So in the end, after three days of hysteria both on the home front and internationally, there will be no referendum on the Greek bailout plan. According to the latest news, which, given developments in the past week, could be rendered obsolete at any minute, Prime Minister George Papandreou has given up on the idea that the Greek people should decide whether the country should accept its new bailout package and, by extension, whether the country should remain in the eurozone. Papandreou is insisting on a vote of confidence in his government, scheduled for midnight Friday; the vote will gauge his level of support among his party. He may end up winning, though it is more likely that he won't. Papandreou has also authorized negotiations between his own PASOK Party and the main opposition party, the conservative Nea Dimokratia, on the formation of a caretaker government, in the event he loses, whose main task will be to shepherd the new bailout agreement through parliament and then call early elections to set up a new government.

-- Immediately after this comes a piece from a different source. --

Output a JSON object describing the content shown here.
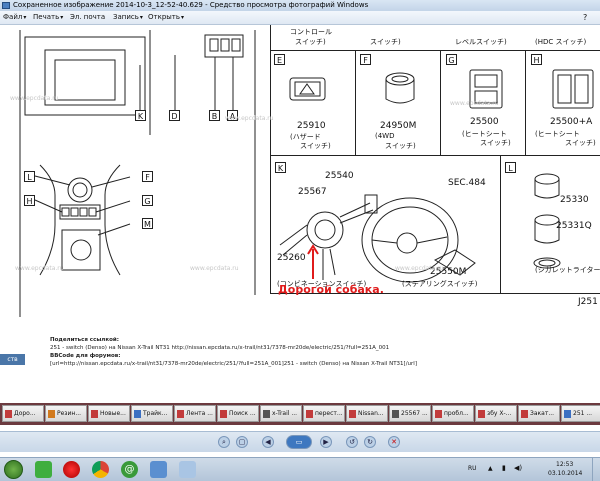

A great deal remains vague and precarious. First of all, there are already reports that the two parties have different conceptions of what their partnership should look like as they usher Greece through the negotiations. PASOK envisages a six-month window during which all the legislative loose ends relating to the new bailout can be tied up. Nea Dimokratia seems to prefer-there has been no official confirmation-a much shorter term for the caretaker government and a more tightly circumscribed mandate: to ratify the new bailout agreement and thus ensure the timely release of the sixth tranche of the original bailout-8 billion euros without which Greece will be forced to default by early December. The rest can be done by a new government.

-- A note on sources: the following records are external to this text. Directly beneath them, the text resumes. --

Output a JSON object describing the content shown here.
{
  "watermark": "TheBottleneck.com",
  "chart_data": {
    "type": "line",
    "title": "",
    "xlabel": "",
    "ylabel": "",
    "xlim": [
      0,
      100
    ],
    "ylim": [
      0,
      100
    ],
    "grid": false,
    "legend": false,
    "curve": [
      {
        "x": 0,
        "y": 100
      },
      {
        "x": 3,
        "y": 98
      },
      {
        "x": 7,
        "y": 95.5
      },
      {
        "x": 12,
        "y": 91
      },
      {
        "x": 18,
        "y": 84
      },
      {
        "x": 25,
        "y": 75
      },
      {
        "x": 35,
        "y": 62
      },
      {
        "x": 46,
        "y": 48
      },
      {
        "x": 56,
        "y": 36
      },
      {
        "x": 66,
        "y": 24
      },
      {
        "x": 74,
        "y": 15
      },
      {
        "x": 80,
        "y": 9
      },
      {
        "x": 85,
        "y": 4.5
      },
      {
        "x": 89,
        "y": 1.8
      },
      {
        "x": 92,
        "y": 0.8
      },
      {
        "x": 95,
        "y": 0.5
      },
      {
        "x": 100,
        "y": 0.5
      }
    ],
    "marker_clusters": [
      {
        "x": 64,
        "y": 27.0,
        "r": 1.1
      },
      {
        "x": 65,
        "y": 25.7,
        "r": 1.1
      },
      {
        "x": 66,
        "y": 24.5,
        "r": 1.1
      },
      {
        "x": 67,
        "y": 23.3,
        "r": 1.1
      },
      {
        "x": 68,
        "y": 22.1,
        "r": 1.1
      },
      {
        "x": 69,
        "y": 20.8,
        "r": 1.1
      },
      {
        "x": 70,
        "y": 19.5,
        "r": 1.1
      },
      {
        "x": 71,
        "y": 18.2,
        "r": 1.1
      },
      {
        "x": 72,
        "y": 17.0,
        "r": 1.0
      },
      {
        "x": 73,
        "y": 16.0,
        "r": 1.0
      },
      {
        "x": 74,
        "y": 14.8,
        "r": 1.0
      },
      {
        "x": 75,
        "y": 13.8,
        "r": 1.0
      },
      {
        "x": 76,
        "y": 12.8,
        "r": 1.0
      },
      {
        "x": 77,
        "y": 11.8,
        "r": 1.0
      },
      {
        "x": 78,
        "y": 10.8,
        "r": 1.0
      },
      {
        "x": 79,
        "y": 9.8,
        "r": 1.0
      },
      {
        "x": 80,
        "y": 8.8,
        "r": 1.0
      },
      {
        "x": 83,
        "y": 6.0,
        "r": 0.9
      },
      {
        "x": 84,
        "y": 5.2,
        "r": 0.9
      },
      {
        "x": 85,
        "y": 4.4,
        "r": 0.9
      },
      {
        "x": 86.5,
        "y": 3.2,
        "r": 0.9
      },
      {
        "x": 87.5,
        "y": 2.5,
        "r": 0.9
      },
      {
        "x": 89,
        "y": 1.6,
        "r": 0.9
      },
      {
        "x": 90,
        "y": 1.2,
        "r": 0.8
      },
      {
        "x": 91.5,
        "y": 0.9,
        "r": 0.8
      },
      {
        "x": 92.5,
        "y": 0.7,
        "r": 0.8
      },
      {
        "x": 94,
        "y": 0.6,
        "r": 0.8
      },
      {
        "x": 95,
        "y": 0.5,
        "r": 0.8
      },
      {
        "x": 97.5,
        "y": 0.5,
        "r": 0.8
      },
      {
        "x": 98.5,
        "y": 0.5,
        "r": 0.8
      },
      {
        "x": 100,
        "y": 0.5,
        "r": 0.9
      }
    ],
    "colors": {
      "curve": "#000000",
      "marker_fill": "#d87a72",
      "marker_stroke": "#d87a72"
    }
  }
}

Assuming Papandreou wins the vote of confidence tomorrow, his role in the new coalition will be a source of friction. In June, when the possibility of a "national salvation" government had first been mooted, he had offered to resign in accordance with conditions set by Nea Dimokratia leader Antonis Samaras, before swiftly backtracking. These days, he seems more stubborn than ever. Loukas Papademos, the much-respected former governor of the Bank of Greece and deputy chief of the European Central Bank, was reported as an extra-parliamentary candidate for caretaker prime minister. The Europeans would be very happy with this, but Papademos, a cautious man with no political experience, has turned down cabinet jobs before, and it is far from certain that he would accept this poisoned chalice.
Complicating matters further is the tirelessly ambitious finance minister and deputy Prime Minister Evangelos Venizelos, who lost out to Papandreou for the leadership of PASOK in 2007 and who was made the effective No. 2 in the government during the June crisis. Venizelos at first strongly supported the referendum, with an aggressive speech in parliament. Then at dawn this morning, upon his return from Cannes where he and the prime minister were told in no uncertain terms what Angela Merkel and Nicolas Sarkozy thought of the referendum initiative, he made a statement opposing it, completely reversing himself. Many thought this was the end for Papandreou, that he would not survive the day. It is unclear whether he did survive because of some kind of a backroom deal with Venizelos (for example, a promise to step aside and allow his rival to lead PASOK into the next general election).
In any event, the emerging consensus between the two major parties on the bailout makes the dreaded prospect of disorderly default more distant-for now. The political fallout, we will know soon enough.